A pattern of eating that alternates between periods of fasting (usually meaning consumption of water and sometimes low-calorie drinks such as black coffee) and non-fasting. There is evidence suggesting that intermittent fasting may have beneficial effects on the health and longevity of animals—including humans—that are similar to the effects of caloric restriction (CR). There is currently no consensus as to the degree to which this is simply due to fasting or due to an (often) concomitant overall decrease in calories, but recent studies have shown support for the former.

Exercise

Physical exercise is important for maintaining physical fitness and can contribute positively to maintaining a healthy weight, building and maintaining healthy bone density, muscle strength, and joint mobility, promoting physiological well-being, reducing surgical risks, and strengthening the immune system.

Calorie Restriction

A dietary regimen that restricts calorie intake, where the baseline for the restriction varies, usually being the previous, unrestricted, intake of the subjects.

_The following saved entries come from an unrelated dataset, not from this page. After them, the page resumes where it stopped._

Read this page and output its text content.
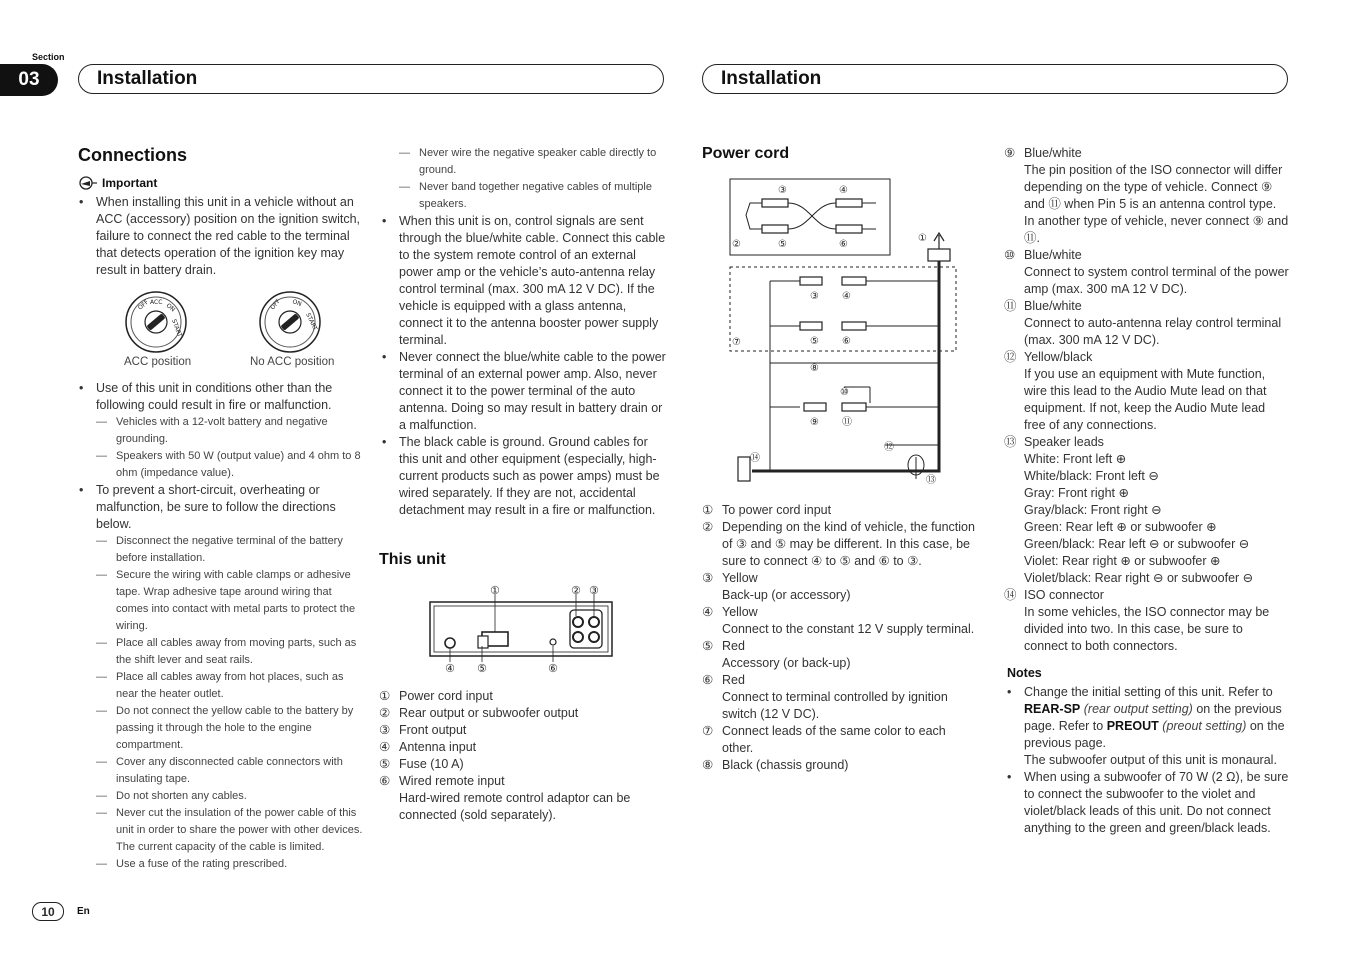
Section
03	Installation	Installation
Connections
Important
• When installing this unit in a vehicle without an ACC (accessory) position on the ignition switch, failure to connect the red cable to the terminal that detects operation of the ignition key may result in battery drain.
OFF ACC ON
START
OFF ON
START
ACC position	No ACC position
• Use of this unit in conditions other than the following could result in fire or malfunction.
— Vehicles with a 12-volt battery and negative grounding.
— Speakers with 50 W (output value) and 4 ohm to 8 ohm (impedance value).
• To prevent a short-circuit, overheating or malfunction, be sure to follow the directions below.
— Disconnect the negative terminal of the battery before installation.
— Secure the wiring with cable clamps or adhesive tape. Wrap adhesive tape around wiring that comes into contact with metal parts to protect the wiring.
— Place all cables away from moving parts, such as the shift lever and seat rails.
— Place all cables away from hot places, such as near the heater outlet.
— Do not connect the yellow cable to the battery by passing it through the hole to the engine compartment.
— Cover any disconnected cable connectors with insulating tape.
— Do not shorten any cables.
— Never cut the insulation of the power cable of this unit in order to share the power with other devices. The current capacity of the cable is limited.
— Use a fuse of the rating prescribed.
— Never wire the negative speaker cable directly to ground.
— Never band together negative cables of multiple speakers.
• When this unit is on, control signals are sent through the blue/white cable. Connect this cable to the system remote control of an external power amp or the vehicle’s auto-antenna relay control terminal (max. 300 mA 12 V DC). If the vehicle is equipped with a glass antenna, connect it to the antenna booster power supply terminal.
• Never connect the blue/white cable to the power terminal of an external power amp. Also, never connect it to the power terminal of the auto antenna. Doing so may result in battery drain or a malfunction.
• The black cable is ground. Ground cables for this unit and other equipment (especially, high-current products such as power amps) must be wired separately. If they are not, accidental detachment may result in a fire or malfunction.
This unit
①	② ③
④ ⑤	⑥
① Power cord input
② Rear output or subwoofer output
③ Front output
④ Antenna input
⑤ Fuse (10 A)
⑥ Wired remote input
Hard-wired remote control adaptor can be connected (sold separately).
Power cord
③	④
②	⑤	⑥
①
③ ④
⑤ ⑥
⑦
⑧
⑩
⑨ ⑪
⑫
⑭
⑬
① To power cord input
② Depending on the kind of vehicle, the function of ③ and ⑤ may be different. In this case, be sure to connect ④ to ⑤ and ⑥ to ③.
③ Yellow
Back-up (or accessory)
④ Yellow
Connect to the constant 12 V supply terminal.
⑤ Red
Accessory (or back-up)
⑥ Red
Connect to terminal controlled by ignition switch (12 V DC).
⑦ Connect leads of the same color to each other.
⑧ Black (chassis ground)
⑨ Blue/white
The pin position of the ISO connector will differ depending on the type of vehicle. Connect ⑨ and ⑪ when Pin 5 is an antenna control type. In another type of vehicle, never connect ⑨ and ⑪.
⑩ Blue/white
Connect to system control terminal of the power amp (max. 300 mA 12 V DC).
⑪ Blue/white
Connect to auto-antenna relay control terminal (max. 300 mA 12 V DC).
⑫ Yellow/black
If you use an equipment with Mute function, wire this lead to the Audio Mute lead on that equipment. If not, keep the Audio Mute lead free of any connections.
⑬ Speaker leads
White: Front left ⊕
White/black: Front left ⊖
Gray: Front right ⊕
Gray/black: Front right ⊖
Green: Rear left ⊕ or subwoofer ⊕
Green/black: Rear left ⊖ or subwoofer ⊖
Violet: Rear right ⊕ or subwoofer ⊕
Violet/black: Rear right ⊖ or subwoofer ⊖
⑭ ISO connector
In some vehicles, the ISO connector may be divided into two. In this case, be sure to connect to both connectors.
Notes
• Change the initial setting of this unit. Refer to REAR-SP (rear output setting) on the previous page. Refer to PREOUT (preout setting) on the previous page.
The subwoofer output of this unit is monaural.
• When using a subwoofer of 70 W (2 Ω), be sure to connect the subwoofer to the violet and violet/black leads of this unit. Do not connect anything to the green and green/black leads.
10	En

CR without malnutrition is one of the few dietary interventions shown to decelerate the biological aging process, resulting in longer maintenance of youthful health and an increase in both median and maximum lifespan.

Antioxidant

Although oxidation reactions are crucial for life, they can also be damaging; plants and animals maintain complex systems of multiple types of antioxidants, such as glutathione, vitamin C, vitamin A, and vitamin E as well as enzymes such as catalase, superoxide dismutase and various peroxidases. Insufficient levels of antioxidants, or inhibition of the antioxidant enzymes, cause oxidative stress and may damage or kill cells. As oxidative stress appears to be an important part of many human diseases, the use of antioxidants in pharmacology is intensively studied, particularly as treatments for stroke and neurodegenerative diseases. Moreover, oxidative stress is both the cause and the consequence of disease. Antioxidants are widely used in dietary supplements and have been investigated for the prevention of diseases such as cancer, coronary heart disease and even altitude sickness. Although initial studies suggested that antioxidant supplements might promote health, later large clinical trials with a limited number of antioxidants detected no benefit and even suggested that excess supplementation with certain putative antioxidants may be harmful.